GPT completed around A$617 million of sales and focused on cutting overheads and debt costs. Analysts say GPT now needs to improve ROE by growing funds management, realising development profits and buying higher-yield industrial assets. They also flagged early signs of stress in GPT’s retail metrics — arrears rose by about 30 basis points and vacancy picked up to around 60 basis points — which could hurt earnings-per-share growth if trends continue.

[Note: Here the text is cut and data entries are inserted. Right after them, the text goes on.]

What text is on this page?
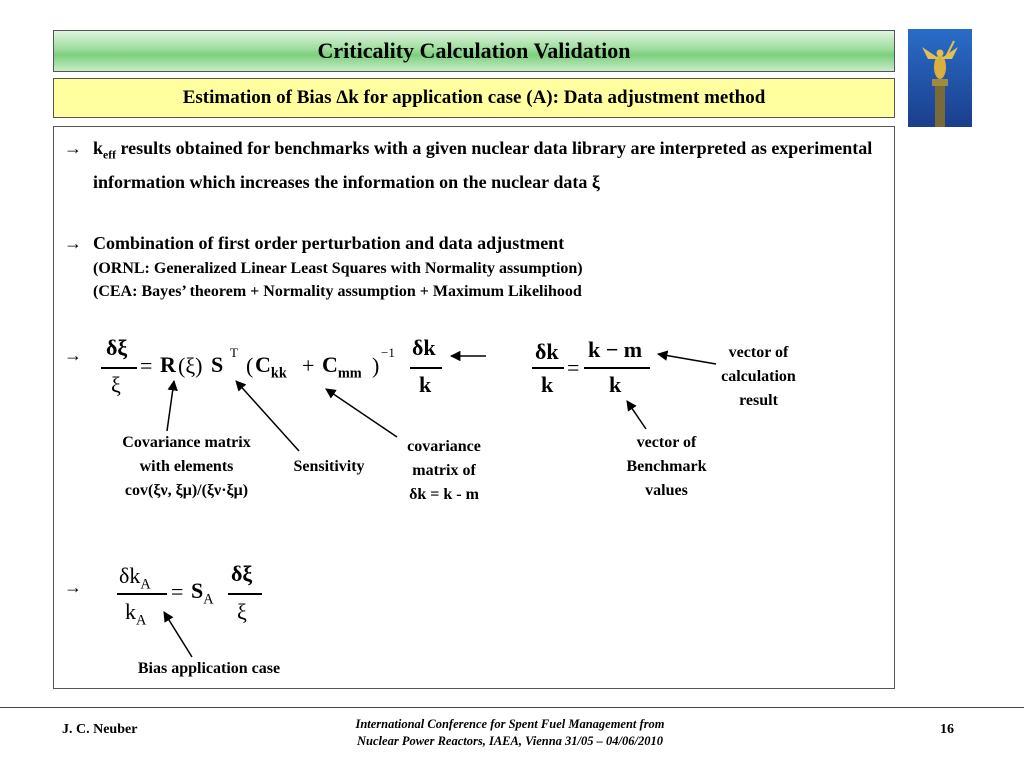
Criticality Calculation Validation
Estimation of Bias Δk for application case (A): Data adjustment method
→ $k_{eff}$ results obtained for benchmarks with a given nuclear data library are interpreted as experimental information which increases the information on the nuclear data ξ
→ Combination of first order perturbation and data adjustment
(ORNL: Generalized Linear Least Squares with Normality assumption)
(CEA: Bayes’ theorem + Normality assumption + Maximum Likelihood
→ δξ
ξ
= R (ξ) S T
( $C_{kk} + C_{mm}$ )
−1 δk
k
δk
k
=
k − m
k
vector of
calculation
result
Covariance matrix
with elements
cov(ξν, ξμ)/(ξν·ξμ)
Sensitivity
covariance
matrix of
δk = k - m
vector of
Benchmark
values
→ $\delta k_A$
$k_A$
= $S_A$
δξ
ξ
Bias application case
J. C. Neuber	International Conference for Spent Fuel Management from
Nuclear Power Reactors, IAEA, Vienna 31/05 – 04/06/2010
16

E-commerce is creating strong demand for industrial property because more online shopping increases the need for warehouses for storage and distribution. For investors, this can mean higher occupancy and rent growth potential in the industrial sub-sector compared with other property types, supporting a positive outlook for industrial-focused REIT assets.

Analysts reported that occupancy levels remained strong during the reporting season and that contracted (fixed) rent growth in non-expiring leases continued to support results. However, occupancy is the primary risk to net operating income for office and retail, and some analysts expect office occupancy may have peaked and could soften toward the end of the 2012 financial year. Residential outlooks were viewed with weaker conviction, so investors should monitor occupancy and rent trends closely.